“I sha’n’t be gone more than three or four days,” added the colonel, seeing the other looked surprised. “You may confidently expect me by Saturday at the latest.”
It was to be hoped Graham did not take his master quite at his word, for a great many Saturdays would come and go before Colonel Dacre would cross his own threshold again.
Indeed, he little suspected what this journey was to bring forth, or he would have counter-ordered his dog-cart assuredly, tossed Lady Teignmouth’s card into the waste-basket, and made up his mind to await calmly the issue of events, and abide by the result.
However, four o’clock saw the “gallant colonel”—as the local newspaper always designated him—stepping into a first-class carriage at Borton Station, bound for “fair London town,” en route for Turoy Grange, near Westhampton, Yorkshire.
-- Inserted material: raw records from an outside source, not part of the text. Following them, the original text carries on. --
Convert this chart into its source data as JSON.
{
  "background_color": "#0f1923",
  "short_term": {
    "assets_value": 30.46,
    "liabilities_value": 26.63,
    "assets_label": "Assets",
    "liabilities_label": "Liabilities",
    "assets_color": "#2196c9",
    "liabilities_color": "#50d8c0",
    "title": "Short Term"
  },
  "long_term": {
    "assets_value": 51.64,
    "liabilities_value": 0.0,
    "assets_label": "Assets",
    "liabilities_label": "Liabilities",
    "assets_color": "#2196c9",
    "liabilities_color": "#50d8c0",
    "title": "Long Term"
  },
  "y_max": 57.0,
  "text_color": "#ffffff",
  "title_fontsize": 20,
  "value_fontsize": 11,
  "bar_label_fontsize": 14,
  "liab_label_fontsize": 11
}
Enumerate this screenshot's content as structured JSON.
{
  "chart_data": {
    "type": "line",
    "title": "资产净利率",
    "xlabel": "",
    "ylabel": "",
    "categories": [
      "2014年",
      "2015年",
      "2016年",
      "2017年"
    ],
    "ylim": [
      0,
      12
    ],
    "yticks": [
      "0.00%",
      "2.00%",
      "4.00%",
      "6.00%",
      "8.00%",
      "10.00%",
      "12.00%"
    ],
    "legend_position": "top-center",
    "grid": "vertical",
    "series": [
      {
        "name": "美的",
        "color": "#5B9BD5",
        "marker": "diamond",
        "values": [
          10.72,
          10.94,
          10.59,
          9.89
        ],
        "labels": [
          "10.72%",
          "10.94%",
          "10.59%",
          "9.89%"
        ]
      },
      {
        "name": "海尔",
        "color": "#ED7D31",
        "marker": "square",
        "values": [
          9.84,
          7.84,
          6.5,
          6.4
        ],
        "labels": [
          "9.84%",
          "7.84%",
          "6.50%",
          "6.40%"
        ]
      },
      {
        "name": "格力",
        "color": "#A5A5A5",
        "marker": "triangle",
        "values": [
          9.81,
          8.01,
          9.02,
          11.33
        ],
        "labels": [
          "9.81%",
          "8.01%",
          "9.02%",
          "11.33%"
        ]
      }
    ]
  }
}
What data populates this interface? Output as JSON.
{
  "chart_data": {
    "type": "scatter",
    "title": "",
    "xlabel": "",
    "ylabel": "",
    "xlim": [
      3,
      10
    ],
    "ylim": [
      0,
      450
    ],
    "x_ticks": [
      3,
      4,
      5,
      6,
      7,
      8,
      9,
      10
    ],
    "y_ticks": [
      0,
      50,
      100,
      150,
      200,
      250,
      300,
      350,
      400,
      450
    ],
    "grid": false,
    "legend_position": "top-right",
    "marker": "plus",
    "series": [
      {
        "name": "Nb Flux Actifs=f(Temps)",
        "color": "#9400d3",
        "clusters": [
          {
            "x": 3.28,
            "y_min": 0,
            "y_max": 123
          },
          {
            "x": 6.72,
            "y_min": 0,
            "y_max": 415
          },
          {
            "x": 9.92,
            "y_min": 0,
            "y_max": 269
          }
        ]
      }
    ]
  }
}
He remembered as he went along that he had often heard Lady Gwendolyn speak, half jestingly, of her “mansion” at Turoy, and declare it to be such a “ghostly place that only a person with a very clear conscience could venture to stay there even for a night.”
She and Lord Teignmouth had often spent their holidays there when children; but then their mother was alive, and the place had been made bright for their occupation.
The last four years it had been seldom inhabited, although it was one of Lady Gwendolyn’s caprices to have it kept in perfect order and repair, that it might be available, supposing she cared to run down there at any time.
An old nurse of hers, with her husband, lived in the house—that Colonel Dacre also remembered to have heard; and had been pleased at Lady Gwendolyn’s thoughtful provision for one who had been good to her when she was a child. But from the description given him of Turoy it was the last place for a spoiled beauty to take refuge in, unless she had some reason at the moment to feel disgusted with the world and her friends, and needed a spell of solitude to get her into a better mood.
“If I could believe that she had run away to Turoy on my account I should be the happiest man alive,” Colonel Dacre said to himself, with a wild thrill, for it seemed to him that this would be sure proof that he was not indifferent to her. “Otherwise, what could there be in my secret to pain and annoy her?”
And then he set himself to work out the problem how she could have found anything in his mother’s boudoir to enlighten her on this point. He had not solved it to his satisfaction when the train whistled its way into London, and he was obliged to attend to the more practical details of his journey. He found, on consulting the time-table, that there was no train which stopped at Westhampton until the morning express, and, therefore, he decided to go to a hotel, and get a few hours’ rest.